Todos los cursos suelo
explicar a mis alumnos una cosa, procurando que sea antes de comer. Les digo
que se imaginen una mesa llena de hamburguesas calientes, patatas fritas
crujientes y coca-colas. Sin embargo se nos prohíbe maliciosamente el paso
hacia este manjar y no podemos atraparlo. El resultado es que esas cosas tan
buenas al día siguiente se han echado a perder y no hay quien se las trague.
¡Qué pena! Continúo la alimenticia exposición diciendo que nosotros somos una
especie de hamburguesas libres y que cuando nos sabemos buenos, queridos –por
alguien que nos quiere de verdad y no como a una hamburguesa- es entonces
cuando nos damos con alegría.
Solemos asociar la alegría
con estar alegres, sentirse alegres. Quizás sea mejor relacionar la alegría con
ser alegres, conocer los motivos de una auténtica alegría y actuar en
consecuencia, aunque el sentimiento no acompañe demasiado. Los cristianos
tenemos muchas razones naturales comunes a personas de otras religiones o de
ninguna.
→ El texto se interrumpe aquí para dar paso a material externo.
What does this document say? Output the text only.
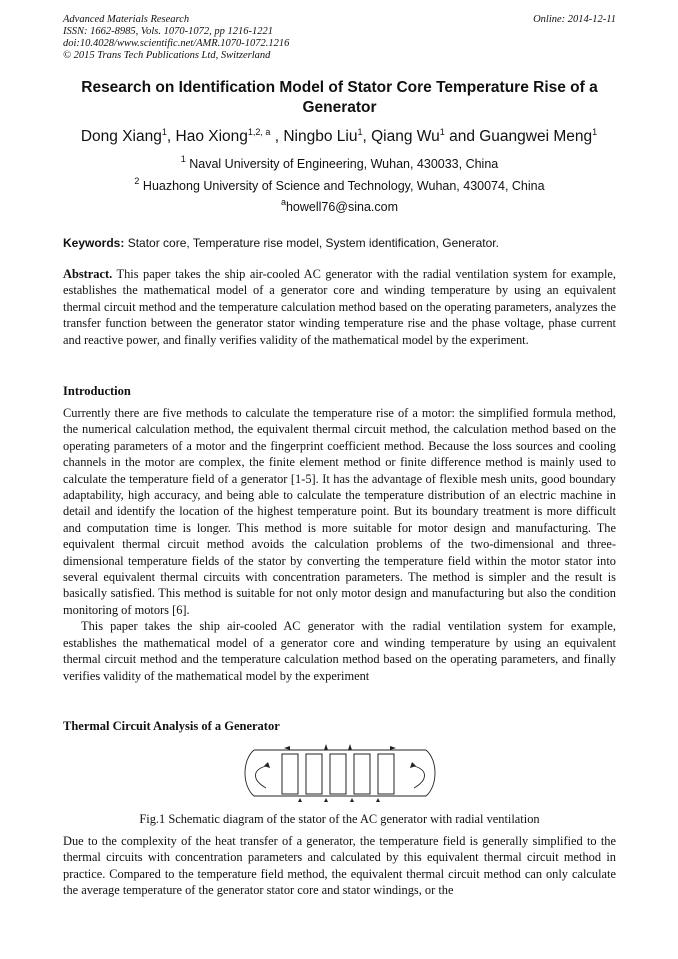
Advanced Materials Research
ISSN: 1662-8985, Vols. 1070-1072, pp 1216-1221
doi:10.4028/www.scientific.net/AMR.1070-1072.1216
© 2015 Trans Tech Publications Ltd, Switzerland
Online: 2014-12-11
Research on Identification Model of Stator Core Temperature Rise of a Generator
Dong Xiang$^1$, Hao Xiong$^{1,2, a}$ , Ningbo Liu$^1$, Qiang Wu$^1$ and Guangwei Meng$^1$
$^1$ Naval University of Engineering, Wuhan, 430033, China
$^2$ Huazhong University of Science and Technology, Wuhan, 430074, China
$^a$howell76@sina.com
Keywords: Stator core, Temperature rise model, System identification, Generator.
Abstract. This paper takes the ship air-cooled AC generator with the radial ventilation system for example, establishes the mathematical model of a generator core and winding temperature by using an equivalent thermal circuit method and the temperature calculation method based on the operating parameters, analyzes the transfer function between the generator stator winding temperature rise and the phase voltage, phase current and reactive power, and finally verifies validity of the mathematical model by the experiment.
Introduction

Currently there are five methods to calculate the temperature rise of a motor: the simplified formula method, the numerical calculation method, the equivalent thermal circuit method, the calculation method based on the operating parameters of a motor and the fingerprint coefficient method. Because the loss sources and cooling channels in the motor are complex, the finite element method or finite difference method is mainly used to calculate the temperature field of a generator [1-5]. It has the advantage of flexible mesh units, good boundary adaptability, high accuracy, and being able to calculate the temperature distribution of an electric machine in detail and identify the location of the highest temperature point. But its boundary treatment is more difficult and computation time is longer. This method is more suitable for motor design and manufacturing. The equivalent thermal circuit method avoids the calculation problems of the two-dimensional and three-dimensional temperature fields of the stator by converting the temperature field within the motor stator into several equivalent thermal circuits with concentration parameters. The method is simpler and the result is basically satisfied. This method is suitable for not only motor design and manufacturing but also the condition monitoring of motors [6].

This paper takes the ship air-cooled AC generator with the radial ventilation system for example, establishes the mathematical model of a generator core and winding temperature by using an equivalent thermal circuit method and the temperature calculation method based on the operating parameters, and finally verifies validity of the mathematical model by the experiment

Thermal Circuit Analysis of a Generator
Fig.1 Schematic diagram of the stator of the AC generator with radial ventilation

Due to the complexity of the heat transfer of a generator, the temperature field is generally simplified to the thermal circuits with concentration parameters and calculated by this equivalent thermal circuit method in practice. Compared to the temperature field method, the equivalent thermal circuit method can only calculate the average temperature of the generator stator core and stator windings, or the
Pero además creemos que la Alegría misma pasó por un dolor tremendo
para hacer a los hombres hijos de Dios, porque nos quiere inmensamente.
Con salud o sin ella, con
ánimo alto o por los suelos, con ganas de comerse el mundo o de no salir de la
cama, un cristiano coherente ha descubierto la raíz de la alegría porque no la
ha fabricado él, porque no es consecuencia de méritos propios, sino porque es
un don divino, una llama luminosa y animante que nos hace entender entonces que
la alegría consiste en hacer la Voluntad del que me ha enviado.